Анна с танковой частью уходила на Запад. На прощание поцеловала Марка в щёку. Пиши мне, Марик! Может быть, и найдёмся после Победы!
Она с трудом сдерживала рыдания. Прорвалось только, когда вышла из палаты.
На прощание хирург-остряк, сказал с очевидным одесско-еврейским акцентом:
– Ну, Мара, твоё еврейское счастье – яйца и главный наш орган не задеты, ещё сможешь, надеюсь, танцевать, а девочек, уверен, будешь-таки иметь.
***
Илья после долгих пересылок из госпиталя в госпиталь и конечной остановки в Военно-морской академии так и остался при сильной контузии, у левой руки работало только плечо, локоть и кисть почти не управлялись и беспомощно повисли. В Ленинграде он и комиссовался. В сорок четвёртом, после освобождения Киева, рванул в родной город. Он всё же называл Полину женой, но она не подавала о себе никаких вестей. Направился по знакомому адресу.

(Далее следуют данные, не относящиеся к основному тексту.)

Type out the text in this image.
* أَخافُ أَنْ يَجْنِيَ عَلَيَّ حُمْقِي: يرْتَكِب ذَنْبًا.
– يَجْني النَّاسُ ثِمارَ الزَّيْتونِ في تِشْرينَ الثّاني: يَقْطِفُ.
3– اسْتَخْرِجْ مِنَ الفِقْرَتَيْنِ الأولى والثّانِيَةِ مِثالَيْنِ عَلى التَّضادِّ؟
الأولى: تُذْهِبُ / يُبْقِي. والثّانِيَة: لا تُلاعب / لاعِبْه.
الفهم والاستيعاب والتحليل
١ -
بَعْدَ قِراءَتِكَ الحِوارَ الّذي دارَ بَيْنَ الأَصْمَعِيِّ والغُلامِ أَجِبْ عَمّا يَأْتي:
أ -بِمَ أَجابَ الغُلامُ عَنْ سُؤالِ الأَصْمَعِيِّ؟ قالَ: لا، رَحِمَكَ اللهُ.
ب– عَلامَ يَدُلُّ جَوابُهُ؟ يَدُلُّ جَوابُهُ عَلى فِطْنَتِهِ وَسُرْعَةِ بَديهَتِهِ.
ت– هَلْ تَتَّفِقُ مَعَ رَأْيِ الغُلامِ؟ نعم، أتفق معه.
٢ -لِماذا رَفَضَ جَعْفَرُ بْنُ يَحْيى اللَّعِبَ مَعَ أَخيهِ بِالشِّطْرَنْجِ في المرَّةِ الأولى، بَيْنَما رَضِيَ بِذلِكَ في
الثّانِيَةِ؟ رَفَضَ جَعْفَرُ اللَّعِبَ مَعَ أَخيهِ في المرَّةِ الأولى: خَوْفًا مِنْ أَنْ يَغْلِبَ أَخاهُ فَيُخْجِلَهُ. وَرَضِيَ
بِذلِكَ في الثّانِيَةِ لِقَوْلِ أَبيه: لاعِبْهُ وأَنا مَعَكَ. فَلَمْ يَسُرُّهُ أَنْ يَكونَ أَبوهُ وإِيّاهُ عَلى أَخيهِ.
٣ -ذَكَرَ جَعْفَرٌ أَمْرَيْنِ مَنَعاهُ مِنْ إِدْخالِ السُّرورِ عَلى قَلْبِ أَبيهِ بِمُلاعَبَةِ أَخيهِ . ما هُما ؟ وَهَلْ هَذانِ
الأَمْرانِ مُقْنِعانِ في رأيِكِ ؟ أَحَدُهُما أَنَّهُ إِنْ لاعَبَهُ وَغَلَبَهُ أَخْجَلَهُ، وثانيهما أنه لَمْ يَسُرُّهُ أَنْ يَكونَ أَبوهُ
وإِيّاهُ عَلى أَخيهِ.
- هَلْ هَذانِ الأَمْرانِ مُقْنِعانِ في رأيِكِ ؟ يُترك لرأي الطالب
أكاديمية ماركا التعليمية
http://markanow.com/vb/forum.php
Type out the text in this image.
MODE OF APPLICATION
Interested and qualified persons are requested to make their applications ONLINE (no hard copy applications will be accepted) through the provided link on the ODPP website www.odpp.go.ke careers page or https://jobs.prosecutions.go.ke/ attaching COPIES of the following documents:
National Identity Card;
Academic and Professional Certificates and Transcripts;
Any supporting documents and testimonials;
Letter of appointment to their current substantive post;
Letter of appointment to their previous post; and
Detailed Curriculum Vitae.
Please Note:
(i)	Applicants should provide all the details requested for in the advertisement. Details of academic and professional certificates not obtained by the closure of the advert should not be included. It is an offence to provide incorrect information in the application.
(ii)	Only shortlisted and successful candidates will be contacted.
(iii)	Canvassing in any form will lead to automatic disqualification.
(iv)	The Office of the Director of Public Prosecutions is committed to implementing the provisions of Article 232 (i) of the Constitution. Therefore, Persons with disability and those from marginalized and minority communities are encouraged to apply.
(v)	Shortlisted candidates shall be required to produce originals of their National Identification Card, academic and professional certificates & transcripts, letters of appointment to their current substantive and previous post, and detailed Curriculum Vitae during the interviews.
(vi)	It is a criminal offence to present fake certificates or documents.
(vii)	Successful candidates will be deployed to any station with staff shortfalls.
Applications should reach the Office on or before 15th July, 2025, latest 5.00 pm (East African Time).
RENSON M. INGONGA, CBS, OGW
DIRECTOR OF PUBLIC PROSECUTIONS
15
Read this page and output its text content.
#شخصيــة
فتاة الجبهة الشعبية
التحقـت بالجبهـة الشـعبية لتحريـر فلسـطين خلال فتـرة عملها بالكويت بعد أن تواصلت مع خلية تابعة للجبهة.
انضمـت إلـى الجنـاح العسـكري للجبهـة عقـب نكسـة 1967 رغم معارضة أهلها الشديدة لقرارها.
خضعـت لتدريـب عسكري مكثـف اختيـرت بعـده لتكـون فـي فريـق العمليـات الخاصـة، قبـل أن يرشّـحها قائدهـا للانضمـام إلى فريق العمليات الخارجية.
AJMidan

Крещатик был сильно разрушен. На одной стороне снесены бомбёжками все дома, на другой – осталось 11. Руины, руины – груды расколотых кирпичей, мусор и пыль. Но наш дом, на примыкающей к Крещатику улице Кирова, остался невредим. Полины не было дома. Соседка Лида, которую он знал и до войны, каким-то странным голосом – то ли ехидным, то ли сочувствующим – сразу сообщила:
– Поля жила с немцем, вроде культурный такой. Меня называл всё – фрау, фрау. Посидите, подождите. При этом взгляд её, как и до войны при встрече с ним, был заискивающе-обещающим.
Илья, ошарашенный сообщением, всё же подумал: может быть, врёт? – и присел на общей кухне. Вскоре пришла Полина; звон ключей, скрип двери отворяемой комнаты. Илья зашёл следом. Полина обернулась. Её лицо стало бордовым, а веснушки стали ещё более рыжими и выпуклыми, казалось, сейчас напрягутся и выпрыгнут на волю. Она долго молчала. Он спросил:
– Это правда?
– Да, Илья, родной. Я думала, что наши уже никогда не вернутся, а ты погиб… Но наши вернулись, а ты – живой!
Она бросилась к нему, старалась обнять, но он отстранил её.
– Если бы с нашим, я бы простил. С врагом – никогда! Это измена не только мне, но и Родине!
Он ощутил головокружение, нехватку воздуха, но превозмог и быстро ушёл.
Это было самое страшное ранение в его жизни. И рана эта никогда не зажила. Дальше жизнь оказалась освещенной почти трагическим светом…
***
Судьба Марка сложилась счастливо. Он и по своему характеру был большой оптимист и весельчак. Смог ходить с палкой в правой руке, быстро, подскакивая на левой ноге, негнущейся, с двумя невынутыми осколками. Остальные осколки, 11 штук, хирург-одессит подарил ему на память. Это был для него самый дорогой сувенир.